Posted Date: 08/10/2023
Lowpoint-Washburn Awarded Best In Show at International Competition
It has been an exciting week in the Lowpoint-Washburn school district! Students and faculty anxiously awaited the results of the Plant The Moon Challenge - a competition sponsored by the Institute of Competition Sciences - designed to engage, inspire, and motivate students through real-world competition. On Monday, May 15th, Lowpoint-Washburn discovered that one of their teams, STEAMTroopers had been selected as Best in Show for Best Plant Growth - one of the 4 honors given to the elementary division.
LW students devoted many hours to a global science experiment and research challenge examining how vegetable crops might grow in lunar soil. This project is designed to help astronauts discover how to grow food on the moon.

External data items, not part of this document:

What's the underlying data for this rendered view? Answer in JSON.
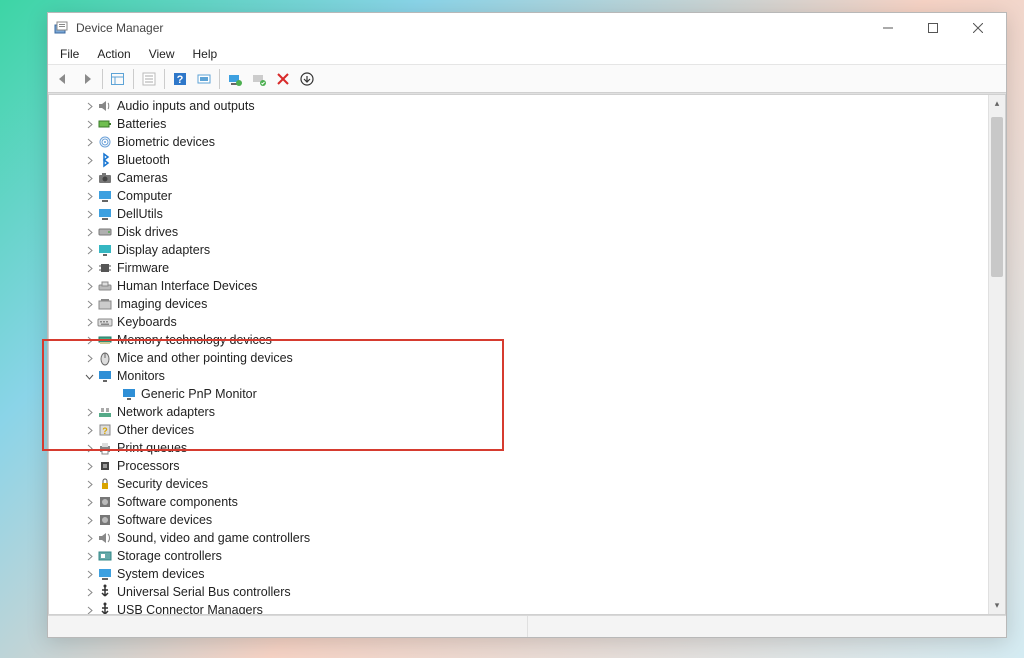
{
  "window": {
    "title": "Device Manager"
  },
  "menus": {
    "file": "File",
    "action": "Action",
    "view": "View",
    "help": "Help"
  },
  "tree": {
    "items": [
      {
        "label": "Audio inputs and outputs",
        "icon": "speaker"
      },
      {
        "label": "Batteries",
        "icon": "battery"
      },
      {
        "label": "Biometric devices",
        "icon": "fingerprint"
      },
      {
        "label": "Bluetooth",
        "icon": "bluetooth"
      },
      {
        "label": "Cameras",
        "icon": "camera"
      },
      {
        "label": "Computer",
        "icon": "computer"
      },
      {
        "label": "DellUtils",
        "icon": "computer"
      },
      {
        "label": "Disk drives",
        "icon": "disk"
      },
      {
        "label": "Display adapters",
        "icon": "display"
      },
      {
        "label": "Firmware",
        "icon": "chip"
      },
      {
        "label": "Human Interface Devices",
        "icon": "hid"
      },
      {
        "label": "Imaging devices",
        "icon": "imaging"
      },
      {
        "label": "Keyboards",
        "icon": "keyboard"
      },
      {
        "label": "Memory technology devices",
        "icon": "memory"
      },
      {
        "label": "Mice and other pointing devices",
        "icon": "mouse"
      },
      {
        "label": "Monitors",
        "icon": "monitor",
        "expanded": true,
        "children": [
          {
            "label": "Generic PnP Monitor",
            "icon": "monitor"
          }
        ]
      },
      {
        "label": "Network adapters",
        "icon": "network"
      },
      {
        "label": "Other devices",
        "icon": "other"
      },
      {
        "label": "Print queues",
        "icon": "printer"
      },
      {
        "label": "Processors",
        "icon": "cpu"
      },
      {
        "label": "Security devices",
        "icon": "security"
      },
      {
        "label": "Software components",
        "icon": "software"
      },
      {
        "label": "Software devices",
        "icon": "software"
      },
      {
        "label": "Sound, video and game controllers",
        "icon": "sound"
      },
      {
        "label": "Storage controllers",
        "icon": "storage"
      },
      {
        "label": "System devices",
        "icon": "system"
      },
      {
        "label": "Universal Serial Bus controllers",
        "icon": "usb"
      },
      {
        "label": "USB Connector Managers",
        "icon": "usb"
      }
    ]
  }
}
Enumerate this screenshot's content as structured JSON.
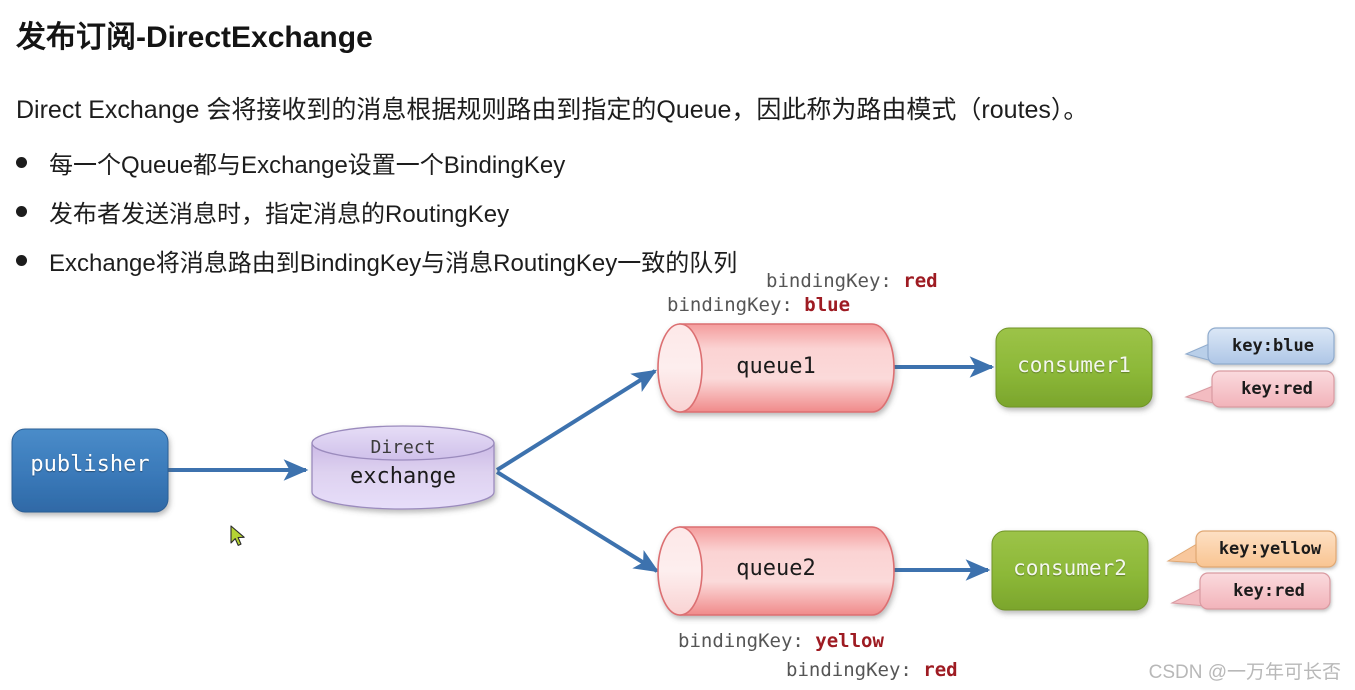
{
  "slide": {
    "title": "发布订阅-DirectExchange",
    "lead": "Direct Exchange 会将接收到的消息根据规则路由到指定的Queue，因此称为路由模式（routes）。",
    "bullets": [
      "每一个Queue都与Exchange设置一个BindingKey",
      "发布者发送消息时，指定消息的RoutingKey",
      "Exchange将消息路由到BindingKey与消息RoutingKey一致的队列"
    ]
  },
  "diagram": {
    "publisher": {
      "label": "publisher",
      "color": "#3d7cbd"
    },
    "exchange": {
      "line1": "Direct",
      "line2": "exchange",
      "color": "#d4c6e8"
    },
    "queues": [
      {
        "label": "queue1",
        "color": "#f5a2a2"
      },
      {
        "label": "queue2",
        "color": "#f5a2a2"
      }
    ],
    "consumers": [
      {
        "label": "consumer1",
        "color": "#8cb838"
      },
      {
        "label": "consumer2",
        "color": "#8cb838"
      }
    ],
    "binding_notes": [
      {
        "prefix": "bindingKey: ",
        "value": "red"
      },
      {
        "prefix": "bindingKey: ",
        "value": "blue"
      },
      {
        "prefix": "bindingKey: ",
        "value": "yellow"
      },
      {
        "prefix": "bindingKey: ",
        "value": "red"
      }
    ],
    "callouts": [
      {
        "label": "key:blue",
        "color": "#c3d6ef"
      },
      {
        "label": "key:red",
        "color": "#f6c4c8"
      },
      {
        "label": "key:yellow",
        "color": "#f8ceا9"
      },
      {
        "label": "key:red",
        "color": "#f6c4c8"
      }
    ],
    "arrow_color": "#3d72ae"
  },
  "watermark": "CSDN @一万年可长否"
}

The Spring 2023 Challenge consisted of over 600 teams from around the world. The LW STEAM club, sponsored by DiAnn Kuehn, Holly Spurgeon, Brad Applen and Kim Sullivan entered two teams. STEAMTroopers (a group of ten 4th and 5th grade students) competed in the Elementary division and Ag. Tech (a group of eight 6th-8th grade students) competed in the middle school division. Both teams focused their study on the growth of soybeans in a lunar soil simulant. Soybeans were chosen because they are locally grown, and are not only nutrient dense, but also have a multitude of uses. These characteristics would be valuable for astronauts who have limited resources and space. Both teams also chose to use nutrient rich Illinois soil as an additive to the lunar regolith. STEAMTroopers focused on ratios of black soil and lunar regolith. Ag. Tech compared three soil types black, sandy, and clay, to see which would be most successful.
After the 8 week study, the STEAMTroopers team found the best mixture was 80% lunar simulant and 20% nutrient-dense black soil.
Both LW teams and their sponsors collaborated to discover solutions and make decisions about their projects. While the AgTech team did not win an award in their division, their findings were valuable and demonstrated the importance of teamwork and research.
This initiative was made possible by a grant from University of Illinois Space Grant Consortium to cover the cost of the initial challenge kit. Lowpoint-Washburn also received multiple donations from BKL management, Mike Storm, Jason DeWalt, L-W staff and Tieman Builders.
Congratulations to all Lowpoint-Washburn students and their faculty sponsors…..well done!